Маллэ входили в условия договора с Дораком. Хотя это заранее вызывало в юноше предубеждение, супруги неожиданно понравились ему. Граф Тьерри́-Иво́н оказался спокойным и рассудительным человеком, а графиня Э́лена, урождённая Камерари, чем-то неуловимо напоминала Марианну Капуль-Гизайль. Разумеется, графиня была старше и строже, да и не так красива, как Звезда Олларии, но типаж был похожий: темноглазая и темноволосая, она обладала приятной полнотой, глубоким грудным голосом, прекрасным бюстом и округлыми белыми руками. Дику даже невольно подумалось, что девочкам будет хорошо у неё.
— Мы имеем своих дочерей, ваша светлость, но они уже вышли замуж и живут своими семьями, — ласково улыбаясь сказала графиня. — А что касается нашего сына, то он принял приглашение своего дяди, экстерриора, и уехал из Талига с двухлетней миссией. Если вы примете решение короля, ваши сёстры скрасят наше с мужем одиночество. Даю вам слово, ваша светлость, что вам не придётся беспокоиться за их благополучие.
Формально согласия Ричарда и не требовалось, однако Маллэ всё же попросили его, и Дику это понравилось.
— Король уже принял решение? — поинтересовался он.
— Его величество говорил со мною, — отозвался граф. — Я ответил, что почту за честь стать опекуном ваших сестёр, если только вы не будете иметь ничего против. Не сомневайтесь, ваша светлость: я откажусь от опекунства, если вы решите иначе.
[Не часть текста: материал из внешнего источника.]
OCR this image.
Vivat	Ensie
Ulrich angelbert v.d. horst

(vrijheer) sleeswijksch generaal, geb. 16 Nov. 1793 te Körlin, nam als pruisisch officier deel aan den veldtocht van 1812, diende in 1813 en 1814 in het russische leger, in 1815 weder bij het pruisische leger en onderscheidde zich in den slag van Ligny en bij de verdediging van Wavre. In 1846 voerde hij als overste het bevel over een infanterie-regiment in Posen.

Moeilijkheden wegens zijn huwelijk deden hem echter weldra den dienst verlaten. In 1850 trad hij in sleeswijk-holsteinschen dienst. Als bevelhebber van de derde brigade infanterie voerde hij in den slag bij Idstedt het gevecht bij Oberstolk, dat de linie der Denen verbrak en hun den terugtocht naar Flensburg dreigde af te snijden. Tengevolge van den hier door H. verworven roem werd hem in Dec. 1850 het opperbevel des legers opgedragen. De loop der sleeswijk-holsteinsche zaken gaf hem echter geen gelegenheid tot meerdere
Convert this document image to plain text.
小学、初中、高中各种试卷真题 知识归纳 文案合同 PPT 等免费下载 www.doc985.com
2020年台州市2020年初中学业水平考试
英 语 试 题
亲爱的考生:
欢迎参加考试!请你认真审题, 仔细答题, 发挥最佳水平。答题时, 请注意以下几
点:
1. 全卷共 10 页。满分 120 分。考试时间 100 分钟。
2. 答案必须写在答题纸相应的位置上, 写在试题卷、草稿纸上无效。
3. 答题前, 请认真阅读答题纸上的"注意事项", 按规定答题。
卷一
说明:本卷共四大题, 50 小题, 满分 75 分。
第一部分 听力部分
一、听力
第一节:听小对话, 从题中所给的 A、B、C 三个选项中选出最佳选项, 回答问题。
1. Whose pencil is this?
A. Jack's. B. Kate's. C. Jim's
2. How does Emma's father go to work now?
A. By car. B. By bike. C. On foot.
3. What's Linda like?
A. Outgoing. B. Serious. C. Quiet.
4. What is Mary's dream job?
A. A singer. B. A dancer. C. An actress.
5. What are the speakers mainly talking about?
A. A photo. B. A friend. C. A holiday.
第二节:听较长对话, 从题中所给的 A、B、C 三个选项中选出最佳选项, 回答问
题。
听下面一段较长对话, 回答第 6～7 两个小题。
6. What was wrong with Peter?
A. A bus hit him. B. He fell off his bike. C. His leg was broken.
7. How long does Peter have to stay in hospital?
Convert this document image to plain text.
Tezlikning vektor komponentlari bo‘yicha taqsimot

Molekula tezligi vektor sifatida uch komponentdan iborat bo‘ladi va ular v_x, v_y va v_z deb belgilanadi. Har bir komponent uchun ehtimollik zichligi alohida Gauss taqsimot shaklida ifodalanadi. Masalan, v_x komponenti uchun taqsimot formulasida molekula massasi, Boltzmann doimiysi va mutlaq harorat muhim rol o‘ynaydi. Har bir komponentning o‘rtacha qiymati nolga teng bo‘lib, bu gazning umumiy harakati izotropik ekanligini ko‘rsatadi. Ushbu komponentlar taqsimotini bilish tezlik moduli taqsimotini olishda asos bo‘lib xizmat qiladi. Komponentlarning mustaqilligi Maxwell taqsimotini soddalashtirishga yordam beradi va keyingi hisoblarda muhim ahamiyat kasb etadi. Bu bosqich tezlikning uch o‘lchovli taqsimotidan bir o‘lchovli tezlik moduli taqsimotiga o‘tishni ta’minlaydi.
— Мне нечего возразить, — учтиво признался Дик, пытаясь сообразить, какие выгоды он может извлечь из своего согласия, — особенно против вашей прекрасной супруги… Но, если король назначит вас, я просил бы, чтобы граф Ларак, наш родич, погостил у вас хотя бы первые полгода. Моим сёстрам будет слишком трудно на новом месте без родных.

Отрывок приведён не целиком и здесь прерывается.